Description
In my opinion, the perfect combination of sweet pumpkin and salty sausages. And particularly pleasing bright orange color of the soup. These cloudy winter days the sun is in the plate pleases not less rare sun outside.
Ingredients
-
-
-
5 piece
-
The Apium graveolens Dulce
-
2 piece
-
3 piece
-
-
-
500 g
-
0.5 piece
//= Yii::t('app', 'Total calories: ') . $recipe['ingredients']['total_calories'] ?>
Cooking
Based on 3-quart saucepan. Cook the broth from our chickens. I have ham, but you can from the bones to cook.
Potatoes and carrots cut arbitrarily. Onions and celery smaller it is better to grind it easier. If you have fresh pumpkin, too, cut it at random and added at this stage. If, like me, frozen, then read on.
The broth is sent to the chopped vegetables. Cook until soft (15 min, approximately)
My pumpkin out of the freezer.
Do not defrost and cut - throw as-is into the pot. Cook for another 20-25 min. It is better to boil a little longer to veg seethe, then the soup will be creamier.

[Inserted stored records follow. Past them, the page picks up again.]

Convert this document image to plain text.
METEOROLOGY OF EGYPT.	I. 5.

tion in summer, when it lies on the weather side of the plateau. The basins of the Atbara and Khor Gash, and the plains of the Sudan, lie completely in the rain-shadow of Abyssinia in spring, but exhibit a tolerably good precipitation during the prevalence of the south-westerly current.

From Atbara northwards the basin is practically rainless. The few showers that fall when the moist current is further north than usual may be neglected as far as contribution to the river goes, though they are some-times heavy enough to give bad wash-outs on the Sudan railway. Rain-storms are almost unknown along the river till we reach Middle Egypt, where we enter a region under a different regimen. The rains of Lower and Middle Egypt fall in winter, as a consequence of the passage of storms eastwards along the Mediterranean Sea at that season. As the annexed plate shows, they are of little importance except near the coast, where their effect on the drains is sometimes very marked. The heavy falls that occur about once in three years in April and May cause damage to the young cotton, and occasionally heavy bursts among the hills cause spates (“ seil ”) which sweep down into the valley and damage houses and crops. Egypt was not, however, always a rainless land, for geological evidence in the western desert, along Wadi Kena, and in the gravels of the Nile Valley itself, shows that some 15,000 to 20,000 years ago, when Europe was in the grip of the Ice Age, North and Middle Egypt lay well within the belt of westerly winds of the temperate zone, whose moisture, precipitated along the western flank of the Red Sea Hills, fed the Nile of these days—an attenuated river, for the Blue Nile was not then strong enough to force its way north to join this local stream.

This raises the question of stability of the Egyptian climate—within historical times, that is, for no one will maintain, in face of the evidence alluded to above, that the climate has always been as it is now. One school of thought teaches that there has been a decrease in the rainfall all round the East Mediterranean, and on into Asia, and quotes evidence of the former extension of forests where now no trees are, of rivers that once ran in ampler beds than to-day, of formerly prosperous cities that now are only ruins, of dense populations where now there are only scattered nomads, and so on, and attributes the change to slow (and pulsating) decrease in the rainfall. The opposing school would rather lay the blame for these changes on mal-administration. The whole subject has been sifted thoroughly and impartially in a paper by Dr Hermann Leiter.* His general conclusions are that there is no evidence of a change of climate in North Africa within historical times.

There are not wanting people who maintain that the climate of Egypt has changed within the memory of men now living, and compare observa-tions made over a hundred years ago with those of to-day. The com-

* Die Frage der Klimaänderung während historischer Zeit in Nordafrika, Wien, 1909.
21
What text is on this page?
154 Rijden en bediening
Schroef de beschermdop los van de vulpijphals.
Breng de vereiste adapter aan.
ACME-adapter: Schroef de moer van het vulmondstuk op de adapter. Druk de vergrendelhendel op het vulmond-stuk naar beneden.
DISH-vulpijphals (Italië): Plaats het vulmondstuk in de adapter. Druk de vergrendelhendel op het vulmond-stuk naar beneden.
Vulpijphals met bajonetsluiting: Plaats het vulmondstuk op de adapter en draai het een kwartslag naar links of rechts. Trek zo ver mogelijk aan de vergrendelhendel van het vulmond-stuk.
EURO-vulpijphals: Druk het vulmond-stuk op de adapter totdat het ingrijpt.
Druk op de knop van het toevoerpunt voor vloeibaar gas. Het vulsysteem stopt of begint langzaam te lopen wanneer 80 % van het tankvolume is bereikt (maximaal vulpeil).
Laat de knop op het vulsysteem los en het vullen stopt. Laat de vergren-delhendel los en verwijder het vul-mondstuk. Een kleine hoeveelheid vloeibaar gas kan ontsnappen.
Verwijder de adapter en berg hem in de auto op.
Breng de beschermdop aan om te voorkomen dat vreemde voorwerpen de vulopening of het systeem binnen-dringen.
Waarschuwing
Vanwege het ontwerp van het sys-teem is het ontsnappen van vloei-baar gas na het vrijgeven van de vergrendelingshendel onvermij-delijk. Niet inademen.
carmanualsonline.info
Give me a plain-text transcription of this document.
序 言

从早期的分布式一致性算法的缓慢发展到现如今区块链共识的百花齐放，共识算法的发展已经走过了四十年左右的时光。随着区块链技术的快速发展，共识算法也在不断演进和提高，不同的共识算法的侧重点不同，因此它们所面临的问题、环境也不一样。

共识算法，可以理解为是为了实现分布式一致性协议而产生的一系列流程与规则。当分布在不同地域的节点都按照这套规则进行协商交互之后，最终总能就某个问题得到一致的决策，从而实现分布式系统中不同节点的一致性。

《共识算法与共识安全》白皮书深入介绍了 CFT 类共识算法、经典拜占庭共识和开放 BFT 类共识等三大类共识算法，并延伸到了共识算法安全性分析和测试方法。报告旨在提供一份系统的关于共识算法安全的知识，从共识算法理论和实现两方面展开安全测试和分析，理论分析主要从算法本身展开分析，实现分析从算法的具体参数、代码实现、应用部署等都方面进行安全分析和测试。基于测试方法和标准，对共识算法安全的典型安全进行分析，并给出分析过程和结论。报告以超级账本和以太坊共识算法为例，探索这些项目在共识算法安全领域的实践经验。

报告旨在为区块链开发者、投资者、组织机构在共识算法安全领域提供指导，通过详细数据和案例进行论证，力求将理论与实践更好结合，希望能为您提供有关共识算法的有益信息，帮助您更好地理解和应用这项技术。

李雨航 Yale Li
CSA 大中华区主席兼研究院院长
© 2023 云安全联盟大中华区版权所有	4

While the vegetables cook, cut sausage, chicken dismantle into pieces with your hands. In principle, the chicken can not put. Make it a salad, served on the second or even cook the broth on the bones. I add it mainly for a child.
Molded 2/3 of the liquid into a separate pot
Submersible blender, grind the vegetables into a puree.
Return the broth back into the soup, a little more spin blender.
Add sausage, chicken, (frozen mushrooms, uncooked or lightly fried if you are doing with the mushrooms), Bay leaf, ground black pepper, salt. Cook for another 5-7 minutes.
Sunny serves soup to the table =) Bon appetite!
Leave a comment or a recipe review
Leave comments can only registered users.
Register, or Login if you are already registered.